Следом за Кнышем шел Ищанов. Взводный велел по сторонам смотреть, наблюдать, но, погруженный в свои мысли, он ничего не видел, кроме тропы под ногами и самих ног. Левый ботинок, правый, щебень, песок, левый, правый… «Только бы быстрей все это кончилось. Как дома, в Фергане, хорошо было, отец машину обещал подарить к свадьбе. Слава Аллаху, что осенью домой, а Олейнику еще полтора года, вон как в спину тяжело дышит. Надо в повара попроситься, может, возьмут, я и плов готовить умею».
И у Ищанова, и у Олейника глаза всегда оставались печальными. И хотя в своих служебных характеристиках они значились исполнительными солдатами, взводный никогда не поручал им обоим одну задачу, они не из числа тех, на кого он положился бы в бою. А это серьезная оценка. И Олейник не наблюдал по сторонам, в его глазах до сих пор стоял этот изуродованный труп. «Господи, что же будет, это ведь только начало. Какой он страшный, и зачем я на него смотрел. Его шакалы изгрызли, так всегда бывает, они на запах крови собрались. Только не плен, только не плен, мучить будут, лучше гранатой себя подорвать. Тогда и я буду такой же истерзанный. О Господи. Нет, меня уже не будет, главное – душа. А она спасется».
Саленко, мрачный, как и все, но о своей работе он не забывал и сейчас. А его работа в том и заключалась, чтобы наблюдать и видеть – снайперская работа. «Спокойно, Валера, спокойно. Пусть только кто-то попадется мне на треугольничек, я не смажу. Пуля красиво войдет, аккуратненько. И как же этого дурачка угораздило в плен-то. Это ж каким идиотом надо быть. От своих, что ли, отбился, но автомат-то с собой всегда. Зря он так. Его теперь мать дома ждет, а если его не опознают, так и будет числиться без вести пропавшим, а матери каково?»

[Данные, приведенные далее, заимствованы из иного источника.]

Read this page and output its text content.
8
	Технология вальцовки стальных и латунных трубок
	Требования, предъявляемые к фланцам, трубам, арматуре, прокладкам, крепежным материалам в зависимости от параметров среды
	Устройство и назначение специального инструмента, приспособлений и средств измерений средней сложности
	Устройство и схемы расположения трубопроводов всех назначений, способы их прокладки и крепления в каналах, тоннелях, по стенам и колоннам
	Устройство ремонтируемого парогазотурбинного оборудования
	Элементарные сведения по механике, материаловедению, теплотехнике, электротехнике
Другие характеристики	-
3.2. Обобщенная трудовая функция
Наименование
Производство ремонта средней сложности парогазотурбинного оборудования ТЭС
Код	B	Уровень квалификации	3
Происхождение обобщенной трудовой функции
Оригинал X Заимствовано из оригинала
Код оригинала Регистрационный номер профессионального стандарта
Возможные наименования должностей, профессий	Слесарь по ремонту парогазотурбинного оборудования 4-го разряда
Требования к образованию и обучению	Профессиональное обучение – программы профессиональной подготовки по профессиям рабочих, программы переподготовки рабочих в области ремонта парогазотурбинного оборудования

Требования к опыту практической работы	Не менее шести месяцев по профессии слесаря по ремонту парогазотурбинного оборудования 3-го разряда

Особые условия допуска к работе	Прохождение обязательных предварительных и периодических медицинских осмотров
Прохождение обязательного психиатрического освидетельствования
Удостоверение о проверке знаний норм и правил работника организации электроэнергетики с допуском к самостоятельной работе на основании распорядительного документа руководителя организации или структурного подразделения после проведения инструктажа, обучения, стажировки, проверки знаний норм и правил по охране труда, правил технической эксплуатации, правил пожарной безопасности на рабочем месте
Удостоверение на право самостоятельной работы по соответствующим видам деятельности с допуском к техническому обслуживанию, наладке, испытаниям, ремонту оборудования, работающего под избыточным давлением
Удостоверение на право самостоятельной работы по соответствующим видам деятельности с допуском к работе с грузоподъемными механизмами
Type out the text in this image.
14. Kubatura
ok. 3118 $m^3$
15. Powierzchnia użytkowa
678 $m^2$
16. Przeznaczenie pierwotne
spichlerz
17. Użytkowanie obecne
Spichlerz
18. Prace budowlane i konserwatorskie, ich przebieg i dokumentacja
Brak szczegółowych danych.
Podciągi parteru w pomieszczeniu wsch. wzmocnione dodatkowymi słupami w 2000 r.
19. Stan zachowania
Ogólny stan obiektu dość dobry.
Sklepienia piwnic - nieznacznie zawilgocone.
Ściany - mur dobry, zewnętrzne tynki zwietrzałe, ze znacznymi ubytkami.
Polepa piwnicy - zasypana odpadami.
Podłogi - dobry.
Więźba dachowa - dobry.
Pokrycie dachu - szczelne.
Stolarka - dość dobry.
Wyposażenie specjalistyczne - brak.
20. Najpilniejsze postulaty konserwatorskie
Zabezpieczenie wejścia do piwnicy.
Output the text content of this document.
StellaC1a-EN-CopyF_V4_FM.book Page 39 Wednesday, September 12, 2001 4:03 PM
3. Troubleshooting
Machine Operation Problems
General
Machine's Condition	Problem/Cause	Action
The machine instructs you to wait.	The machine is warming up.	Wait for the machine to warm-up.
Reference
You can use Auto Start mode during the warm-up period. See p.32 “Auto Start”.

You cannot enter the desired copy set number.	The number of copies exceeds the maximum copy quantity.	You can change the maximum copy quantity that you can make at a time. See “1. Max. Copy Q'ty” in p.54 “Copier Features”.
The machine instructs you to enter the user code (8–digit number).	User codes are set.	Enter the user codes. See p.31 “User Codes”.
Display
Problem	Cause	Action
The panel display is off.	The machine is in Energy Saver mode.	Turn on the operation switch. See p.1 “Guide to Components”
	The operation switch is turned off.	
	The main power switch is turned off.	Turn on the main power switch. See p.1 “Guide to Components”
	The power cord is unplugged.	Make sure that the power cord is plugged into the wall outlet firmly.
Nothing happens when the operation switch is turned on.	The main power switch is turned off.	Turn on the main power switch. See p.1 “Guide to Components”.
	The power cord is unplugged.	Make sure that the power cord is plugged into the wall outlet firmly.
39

Ремизов по своей конституции выглядел скорее сухощавым, чем плотным и крепким, но четыре года в училище сделали свое дело, тело обросло мускулатурой, стало выносливым, и теперь он молился на свою альма-матер, по-настоящему оценив все, что она ему дала. При всех адских нагрузках, теряя в весе, он продолжал чувствовать себя уверенно и спокойно. Спасибо тебе, физическая подготовка, спасибо вам, тактика и топография, что бы я делал без вас в горах. Последний эпизод казался ему досадной нелепостью и через час почти пропал из памяти, оставив одно краеугольное решение: надо драться, война не терпит слабых, она их пожирает.
На каменистом участке Марков догнал Ремизова.

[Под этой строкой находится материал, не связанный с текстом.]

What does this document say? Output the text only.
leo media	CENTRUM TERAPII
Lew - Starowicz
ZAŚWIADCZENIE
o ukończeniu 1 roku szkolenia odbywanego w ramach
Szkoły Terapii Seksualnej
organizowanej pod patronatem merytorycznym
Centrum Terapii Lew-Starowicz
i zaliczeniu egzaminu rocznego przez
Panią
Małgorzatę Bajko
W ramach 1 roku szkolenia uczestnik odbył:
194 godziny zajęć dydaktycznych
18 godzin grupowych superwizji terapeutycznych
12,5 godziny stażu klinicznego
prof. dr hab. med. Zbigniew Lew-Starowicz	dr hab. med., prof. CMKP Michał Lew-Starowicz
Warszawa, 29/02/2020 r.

– Арчи, – его глаза за стеклами очков казались огромными, – у Рыбакина ЧП.
– У «полковника»?
– Вряд ли он станет полковником, у него пять солдат пропало. Ушли с поста.
– Как это ушли? Куда? Это же Афган, здесь же война, куда тут уйдешь? – Он не сразу понял, о чем ему сказал Марков, в его рассудительном, практичном представлении о жизни такого попросту не могло быть.
– И я про то. Рыбакин дембелей себе на пост набрал, ну ты знаешь, какая у него свита. А вчера утром, пока он спал после ночного дежурства, они спустились с высоты в соседний кишлак помародерствовать.
– Теперь это в наших традициях.
– Кишлак пустой, людей нет, барахла всякого полно, раздолье.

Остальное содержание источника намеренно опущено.